Figure 1: FOB velvet exports (NZ$) for Sept, Oct & Nov by market

Source: Statistics NZ

 

Exports to key markets

Despite a set back with regulatory changes disrupting issuance of import licenses, Chinese processors were still active at the early part of the season. According to some exporters, there was around 100 tonnes of unused quota remaining from the previous year’s Chinese velvet import permits that hadn’t expired.  This provided enough access to meet some of the early season demand.

In recent weeks, Chinese regulators have offerred a work-around solution to help the importers obtain the necessary import permits for this season. At the time of writing, no importers had received permits, although most were confident they would be issued soon. It is unknown what impact (if any) this will have on sales as the main consumption period is nearing completion.  

To date, direct exports to Korea have been lower than expected. Korea, the largest consumer of NZ velvet, has no known impediments to import NZ velvet. In fact, on 1 January 2017, there was a further tariff rate cut for processed NZ velvet as agreed under the Free Trade Agreement. The abolishment of the 20% tariff over 15 years for processed NZ velvet provides a reasonably unique advantage over competing countries. Processed velvet from Australia or China carries the full 20% tariff, whereas NZ processed velvet is now 16% (and dropping).  

Underlying demand in Korea is still strong

Korean food companies report that demand for their velvet-based products is growing. Official import statistics from Korea support a view that consumption in Korea is strong. Total velvet imports to Korea from all countries were 596 tonnes in the 12 months to 30 November 2016, up from 531 tonnes in the previous 12 months. Fewer direct purchases by Korean food companies at the start of the season are likely a result of better inventory management and cautiousness on pricing levels with the disruptions at the start of the season.

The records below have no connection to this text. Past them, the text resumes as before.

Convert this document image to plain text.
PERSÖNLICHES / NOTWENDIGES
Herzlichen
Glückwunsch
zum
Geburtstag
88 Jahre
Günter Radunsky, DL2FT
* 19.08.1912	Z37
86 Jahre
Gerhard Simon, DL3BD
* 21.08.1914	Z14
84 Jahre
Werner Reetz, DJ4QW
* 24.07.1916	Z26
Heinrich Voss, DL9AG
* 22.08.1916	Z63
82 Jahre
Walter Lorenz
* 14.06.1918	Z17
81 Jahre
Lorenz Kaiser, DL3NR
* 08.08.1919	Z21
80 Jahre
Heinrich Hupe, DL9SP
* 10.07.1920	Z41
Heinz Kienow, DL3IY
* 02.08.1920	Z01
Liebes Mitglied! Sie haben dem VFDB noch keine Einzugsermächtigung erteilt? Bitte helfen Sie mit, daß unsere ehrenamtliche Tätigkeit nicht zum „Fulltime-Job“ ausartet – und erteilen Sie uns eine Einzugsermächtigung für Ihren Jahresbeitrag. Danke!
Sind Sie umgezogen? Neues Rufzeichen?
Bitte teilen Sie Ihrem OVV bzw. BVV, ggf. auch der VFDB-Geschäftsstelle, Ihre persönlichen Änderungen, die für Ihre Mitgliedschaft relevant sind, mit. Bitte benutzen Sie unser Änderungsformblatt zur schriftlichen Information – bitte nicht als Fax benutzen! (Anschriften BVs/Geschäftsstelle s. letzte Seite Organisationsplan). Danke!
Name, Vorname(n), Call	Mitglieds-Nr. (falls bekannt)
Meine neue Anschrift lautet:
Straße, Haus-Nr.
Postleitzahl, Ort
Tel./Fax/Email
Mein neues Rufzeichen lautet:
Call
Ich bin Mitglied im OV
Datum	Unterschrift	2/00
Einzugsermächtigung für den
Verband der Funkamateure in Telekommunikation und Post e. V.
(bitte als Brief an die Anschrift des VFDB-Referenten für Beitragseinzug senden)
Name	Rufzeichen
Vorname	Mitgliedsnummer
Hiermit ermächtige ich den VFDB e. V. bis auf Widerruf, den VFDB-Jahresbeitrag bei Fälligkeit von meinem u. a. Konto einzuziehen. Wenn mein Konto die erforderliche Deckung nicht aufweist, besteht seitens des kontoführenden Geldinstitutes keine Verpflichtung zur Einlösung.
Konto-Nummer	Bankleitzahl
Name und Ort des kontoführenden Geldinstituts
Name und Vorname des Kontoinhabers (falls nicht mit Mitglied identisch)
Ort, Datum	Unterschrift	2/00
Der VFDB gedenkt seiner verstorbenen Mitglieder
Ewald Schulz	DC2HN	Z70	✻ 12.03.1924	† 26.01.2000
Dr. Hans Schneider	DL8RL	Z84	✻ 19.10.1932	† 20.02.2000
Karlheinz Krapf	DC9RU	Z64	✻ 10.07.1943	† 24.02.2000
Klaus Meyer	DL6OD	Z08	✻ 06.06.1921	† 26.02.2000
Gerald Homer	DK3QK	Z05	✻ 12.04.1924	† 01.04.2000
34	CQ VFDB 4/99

Chinese spending still going strong

Reportedly, Chinese consumers spent around NZ$90 billion dollars over the Chinese New Year period (27 January to 2 February 2017). This was up 48.1 percent from last year for spending by Chinese consumers in China and overseas.

Changes for the 2017/18 season

While it seems a long way away (and we are still dealing with this season), preparations are underway for the 2017/18 season. As a result of negotiations with Chinese regulators, NZ’s Ministry for Primary Industries will be requiring improvements to the way velvet is produced and handled throughout the supply chain.

The National Velvet Standards Body (NVSB) has agreed to develop and implement additional measures to ensure NZ velvet is exported to the safest and highest quality possible. As well as standard animal welfare obligations, there will be increased focus on shed hygiene, cold storage integrity and velvet traceability.

Chinese regulators conducted a sample audit of the NZ velvet industry in November 2016. While they were generally happy with what they saw, they raised a couple of areas for improvement. These areas are consistent with where the industry is heading with an increased focus on velvet as a high value food and pharmaceutical ingredient. It is important that NZ provides a safe and high quality product.

Using the basis of existing rules governing the removal of velvet (through its velvet manual), the NVSB will work with MPI to expand the NVSB programme slightly. The additional measures will be implemented for all velvet intended for human consumption, regardless of its geographic market.

More information will become available over the next few months. In the meantime, please start to think about your velvetting area and possible improvements that may need to occur.  Also, we recommend measuring the performance of your velvet freezer(s). If they are not capable of reaching an ambient temperature of at least -15°C (when fully loaded), we recommend considering an upgrade.